O anglo-indiano Ahmed Salman Rushdie, brutalmente esfaqueado nesta sexta-feira em Nova York, já era um escritor respeitado antes do terremoto colossal causado pela publicação de Os Versos Satânicos, em 1988. Mas, depois dessa obra, ele virou uma personalidade global e um alvo ambulante. O livro provocou fortes reações em países muçulmanos ao apresentar uma nova versão para uma lenda envolvendo o profeta Maomé. De acordo com este mito — não há comprovação histórica dos fatos — Maomé teria incluído versos pagãos no Alcorão, a Bíblia dos muçulmanos. Depois, o próprio profeta revogou os tais versos afirmando que sua inclusão tinha sido obra do diabo; daí a designação “versos satânicos”. No livro de Rushdie, ele reconta essa lenda e credita os versos ao Anjo Gabriel, que os teria sussurrado a Maomé.
Essa passagem – parte importante, mas ínfima no livro – foi responsável por despertar a ira de grande parte da comunidade islâmica. A obra foi proibida em muitos países com grandes populações muçulmanas, incluindo Irã, Índia, Bangladesh, Sudão, África do Sul, Sri Lanka, Quênia, Tailândia, Tanzânia, Indonésia, Cingapura e Paquistão. Em 14 de fevereiro de 1989, uma fatwa (um pronunciamento com peso de lei em países islâmicos teocráticos) ordenando a execução de Rushdie foi proclamada na Rádio Teerã pelo Aiatolá Khomeini, o líder supremo do Irã na época. Uma recompensa foi oferecida pela morte do escritor e, desde então, ele foi acompanhado por seguranças.
Em 1989, o terrorista Mustafa Mahmoud Mazeh se explodiu acidentalmente em um hotel no centro de Londres. Ele preparava um livro-bomba que seria usado para presentear e matar Rushdie. Em um santuário para Mazeh, num cemitério de Teerã, há a inscrição: “O primeiro mártir a morrer em uma missão para matar Salman Rushdie”. Dois anos depois, em 1991, Hitoshi Igarashi, tradutor do livro para o japonês, foi assassinado a facadas no Japão. A investigação apontou que a fatwa motivou o ataque. Posteriormente, em 2010, a organização terrorista Al Qaeda publicou uma lista de “inimigos do Islã” que deveriam ser mortos. Entre outros nomes, constavam o de Rushdie e o do cartunista francês Stéphane “Charb” Charbonnier, uma das onze pessoas assassinadas em janeiro de 2015 em um ataque terrorista ao semanário satírico Charlie Hebdo.

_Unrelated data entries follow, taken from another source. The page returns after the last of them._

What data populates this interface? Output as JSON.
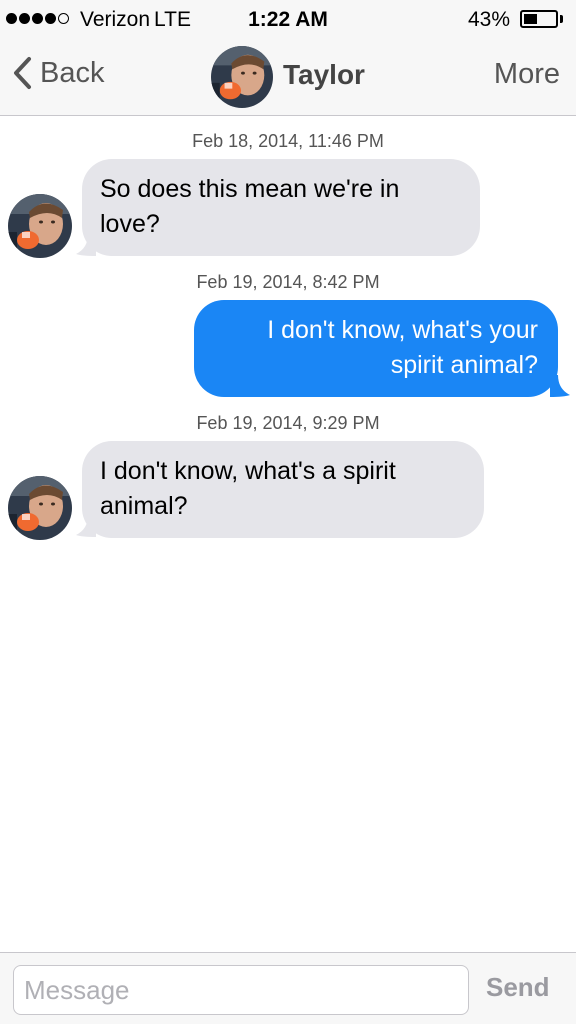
{
  "status_bar": {
    "carrier": "Verizon",
    "network": "LTE",
    "time": "1:22 AM",
    "battery_percent": "43%",
    "battery_level": 0.43,
    "signal_bars_filled": 4,
    "signal_bars_total": 5
  },
  "nav": {
    "back_label": "Back",
    "contact_name": "Taylor",
    "more_label": "More"
  },
  "messages": [
    {
      "timestamp": "Feb 18, 2014, 11:46 PM",
      "direction": "incoming",
      "lines": [
        "So does this mean we're in",
        "love?"
      ]
    },
    {
      "timestamp": "Feb 19, 2014, 8:42 PM",
      "direction": "outgoing",
      "lines": [
        "I don't know, what's your",
        "spirit animal?"
      ]
    },
    {
      "timestamp": "Feb 19, 2014, 9:29 PM",
      "direction": "incoming",
      "lines": [
        "I don't know, what's a spirit",
        "animal?"
      ]
    }
  ],
  "composer": {
    "placeholder": "Message",
    "send_label": "Send"
  },
  "colors": {
    "outgoing_bubble": "#1a86f5",
    "incoming_bubble": "#e5e5ea",
    "bar_background": "#f7f7f7"
  },
  "icons": {
    "back": "chevron-left-icon",
    "avatar": "contact-avatar"
  }
}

O livro Os Versos Satânicos tem pouca relação com religião e várias situações cômicas. Retrata a história fantástica de dois homens que sobrevivem a um atentado terrorista no avião em que viajavam. A aeronave explode, mas ambos são expelidos com vida e aterrissam na careta Inglaterra de Margaret Thatcher. Lá, eles se transformam em um anjo e um diabo, iniciando um jogo de contrastes na tentativa de se integrarem à sociedade britânica. Um é apolíneo, outro é dionisíaco; um é fortemente apegado às suas origens, outro quer conquistar a cidadania britânica rapidamente. Para falar sobre pertencimento e integração social, a história transita entre dilemas humanos em torno de como os conceitos bem e mal (ou certo e errado) podem ser dúbios. No fundo, é uma obra profundamente autobiográfica, com referências aos questionamentos do autor sobre si próprio e suas origens. Nascido em Bombaim (atual Mumbai), na Índia colonial, Rushdie é filho de um advogado e uma professora. Seus pais o educaram em colégios britânicos e ele cursou faculdade em Cambridge, uma das mais respeitadas universidade inglesas. Após morar brevemente no Paquistão, passou a residir em Londres por muitas décadas.
Depois de toda perseguição ao autor e à obra, Os Versos Satânicos se transformou em um best-seller global e Rushdie virou um ícone da liberdade de expressão e da defesa do livre pensamento. Seus livros posteriores passaram a ser traduzidos para dezenas de idiomas e lidos mundo afora. Rushdie sempre se declarou ateu, mas já escreveu que considerava Maomé “um dos grandes gênios da história mundial”. Ele sustentou que seu romance não é “um livro anti-religioso, mas uma tentativa de escrever sobre a imigração, suas tensões e transformações”. A triste ironia nas perseguições e ataques ao escritor está no fato de seus agressores — muito provavelmente — jamais terem lido Os Versos Satânicos. Caso tivessem, concordariam com o autor.